Michael Grange of Sportsnet.ca: Once upon a time, Kyle Lowry was a man with an attitude problem. He’ll tell you as much. If you only started following the Toronto Raptors this year, or if you’re back to this most pleasingly unexpected version after stepping away for a little while, you’ve never met that guy. The Kyle Lowry on display this season and in particular here this remarkable night in Brooklyn is the kind of athlete we all feel good paying money to watch. He’s plays for money, for sure. But no one competes like he does just because of money. The Raptors’ 87-79 win on the road at the Barclays Center was just more proof. The Nets are the NBA’s $200-million team. The Raptors are the franchise that can’t shoot straight. The last time they won a playoff game on the road was May 6, 2001. And then they pull this one off with a display of guts and resiliency and simply the will to hang around that can only be a worthy introduction to anyone who hasn’t been paying attention. ... “I’m okay, it’s controllable,” Lowry said of his knee when asked if he needed to be mindful of it heading into free agency. “We can do what we need to do to get through the playoffs. It’s nothing I need surgery for or anything like that. It’s definitely a pain, but I’m not going to worry about it, I’m not going to complain about it, I’m just going to do my job.”

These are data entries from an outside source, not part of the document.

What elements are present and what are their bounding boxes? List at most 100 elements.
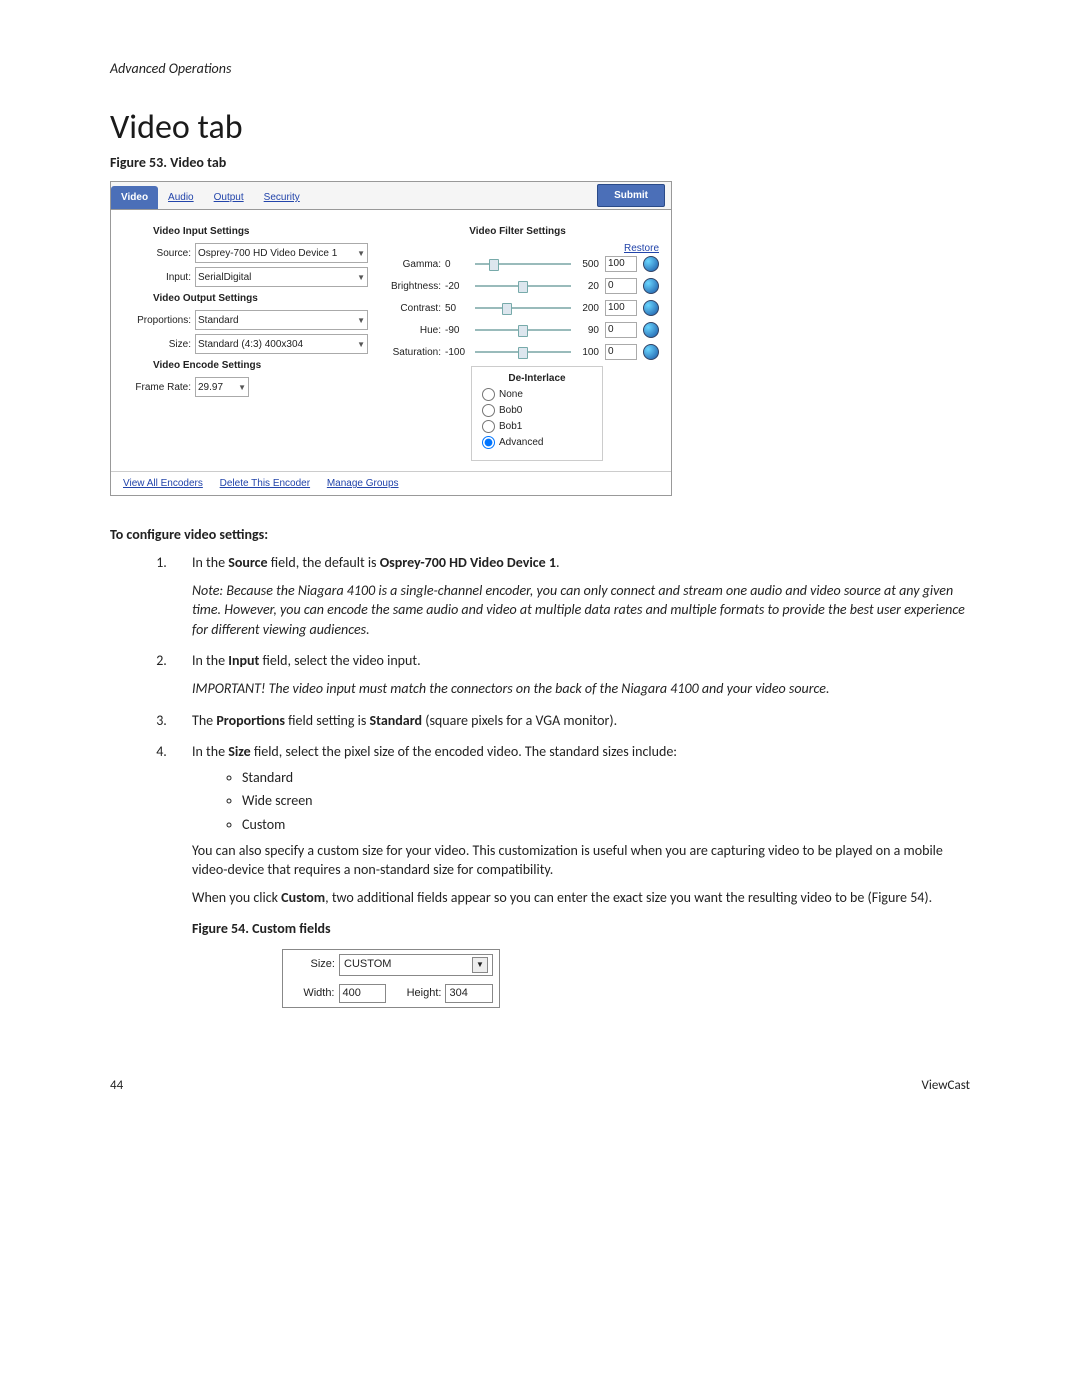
fig54-width-label: Width: [289,986,339,1001]
view-all-encoders-link[interactable]: View All Encoders [123,478,203,489]
reset-dot-icon[interactable] [643,344,659,360]
slider-thumb[interactable] [518,347,528,359]
text-bold: Size [228,743,250,760]
slider-thumb[interactable] [502,303,512,315]
step-3: The Proportions field setting is Standar… [170,711,970,731]
text: . [556,554,560,571]
chevron-down-icon: ▼ [357,249,365,258]
figure-53-caption: Figure 53. Video tab [110,154,970,171]
slider-min: -100 [445,347,471,358]
slider-value-input[interactable]: 0 [605,344,637,360]
radio-input[interactable] [482,404,495,417]
text-bold: Custom [281,889,325,906]
fig54-height-input[interactable]: 304 [445,984,493,1003]
source-select[interactable]: Osprey-700 HD Video Device 1 ▼ [195,243,368,263]
text: In the [192,652,228,669]
text-bold: Osprey-700 HD Video Device 1 [380,554,556,571]
step-4-para-2: When you click Custom, two additional fi… [192,888,970,908]
input-label: Input: [123,272,195,283]
slider-value-input[interactable]: 100 [605,256,637,272]
tab-output[interactable]: Output [204,186,254,209]
deinterlace-option[interactable]: Advanced [482,436,592,449]
input-select[interactable]: SerialDigital ▼ [195,267,368,287]
slider-label: Saturation: [376,347,445,358]
slider-value-input[interactable]: 0 [605,278,637,294]
steps-list: In the Source field, the default is Ospr… [110,553,970,1008]
slider-label: Brightness: [376,281,445,292]
radio-label: None [499,389,523,400]
fig54-width-input[interactable]: 400 [339,984,387,1003]
size-label: Size: [123,339,195,350]
framerate-select[interactable]: 29.97 ▼ [195,377,249,397]
chevron-down-icon: ▼ [357,273,365,282]
slider-min: 50 [445,303,471,314]
footer-brand: ViewCast [921,1078,970,1093]
restore-link[interactable]: Restore [376,243,659,254]
chevron-down-icon: ▼ [238,383,246,392]
radio-label: Bob1 [499,421,522,432]
step-1-note: Note: Because the Niagara 4100 is a sing… [192,581,970,640]
slider-track[interactable] [475,329,571,331]
radio-input[interactable] [482,436,495,449]
text-bold: Proportions [216,712,285,729]
text-bold: Source [228,554,267,571]
fig54-size-label: Size: [289,957,339,972]
size-select[interactable]: Standard (4:3) 400x304 ▼ [195,334,368,354]
radio-input[interactable] [482,388,495,401]
deinterlace-option[interactable]: Bob1 [482,420,592,433]
size-value: Standard (4:3) 400x304 [198,339,303,350]
bullet-standard: Standard [242,768,970,788]
text: The [192,712,216,729]
step-2: In the Input field, select the video inp… [170,651,970,698]
section-header: Advanced Operations [110,60,970,77]
reset-dot-icon[interactable] [643,300,659,316]
delete-this-encoder-link[interactable]: Delete This Encoder [220,478,310,489]
slider-min: 0 [445,259,471,270]
instructions-heading: To configure video settings: [110,526,970,543]
fig54-size-select[interactable]: CUSTOM ▼ [339,954,493,976]
slider-track[interactable] [475,263,571,265]
right-column: Video Filter Settings Restore Gamma:0500… [368,220,659,461]
text: , two additional fields appear so you ca… [325,889,932,906]
proportions-select[interactable]: Standard ▼ [195,310,368,330]
input-value: SerialDigital [198,272,251,283]
tab-video[interactable]: Video [111,186,158,209]
text: In the [192,554,228,571]
reset-dot-icon[interactable] [643,322,659,338]
slider-thumb[interactable] [518,281,528,293]
slider-value-input[interactable]: 0 [605,322,637,338]
step-2-note: IMPORTANT! The video input must match th… [192,679,970,699]
text: In the [192,743,228,760]
text-bold: Input [228,652,259,669]
tab-audio[interactable]: Audio [158,186,204,209]
deinterlace-option[interactable]: Bob0 [482,404,592,417]
text: field, the default is [268,554,380,571]
slider-thumb[interactable] [518,325,528,337]
tab-security[interactable]: Security [254,186,310,209]
screenshot-footer-links: View All Encoders Delete This Encoder Ma… [111,471,671,495]
page-number: 44 [110,1078,123,1093]
slider-track[interactable] [475,285,571,287]
text: (square pixels for a VGA monitor). [422,712,617,729]
screenshot-topbar: Video Audio Output Security Submit [111,182,671,210]
slider-track[interactable] [475,351,571,353]
video-tab-screenshot: Video Audio Output Security Submit Video… [110,181,672,496]
slider-value-input[interactable]: 100 [605,300,637,316]
manage-groups-link[interactable]: Manage Groups [327,478,399,489]
slider-thumb[interactable] [489,259,499,271]
size-bullets: Standard Wide screen Custom [192,768,970,835]
slider-max: 90 [575,325,599,336]
slider-row: Brightness:-20200 [376,278,659,294]
slider-max: 500 [575,259,599,270]
submit-button[interactable]: Submit [597,184,665,207]
proportions-value: Standard [198,315,239,326]
figure-54-caption: Figure 54. Custom fields [192,919,970,939]
slider-track[interactable] [475,307,571,309]
reset-dot-icon[interactable] [643,278,659,294]
deinterlace-option[interactable]: None [482,388,592,401]
reset-dot-icon[interactable] [643,256,659,272]
radio-input[interactable] [482,420,495,433]
bullet-custom: Custom [242,815,970,835]
slider-min: -90 [445,325,471,336]
figure-54-box: Size: CUSTOM ▼ Width: 400 Height: 304 [282,949,500,1008]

Mike Vaccaro of the New York Post: This has been the Nets’ biggest problem the whole time, right from the start: They expect to be viewed as a team rich with accomplishment, deep in achievement, when the reality is that this is a franchise that has gone 10 years since winning a playoff series. Individually, of course, they have earned certain entitlements, some of them. Individually there are scores of splendid playoff memories to draw upon, whether we’re talking about the coach or the point guard or the duo that was supposed to signal a sea change of culture and professionalism. Collectively, this is what they’ve done: They’ve finished in sixth place in a historically weak Eastern Conference. They have won two playoff games together. And now, after this desultory 87-79 defeat to the Raptors, they have lost two games together, they have squandered home court together, and together they are damned fortunate they are not going back to Toronto down three games to one. “We came out flat, no energy,” guard Shaun Livingston said, “and that’s unacceptable for a playoff game.”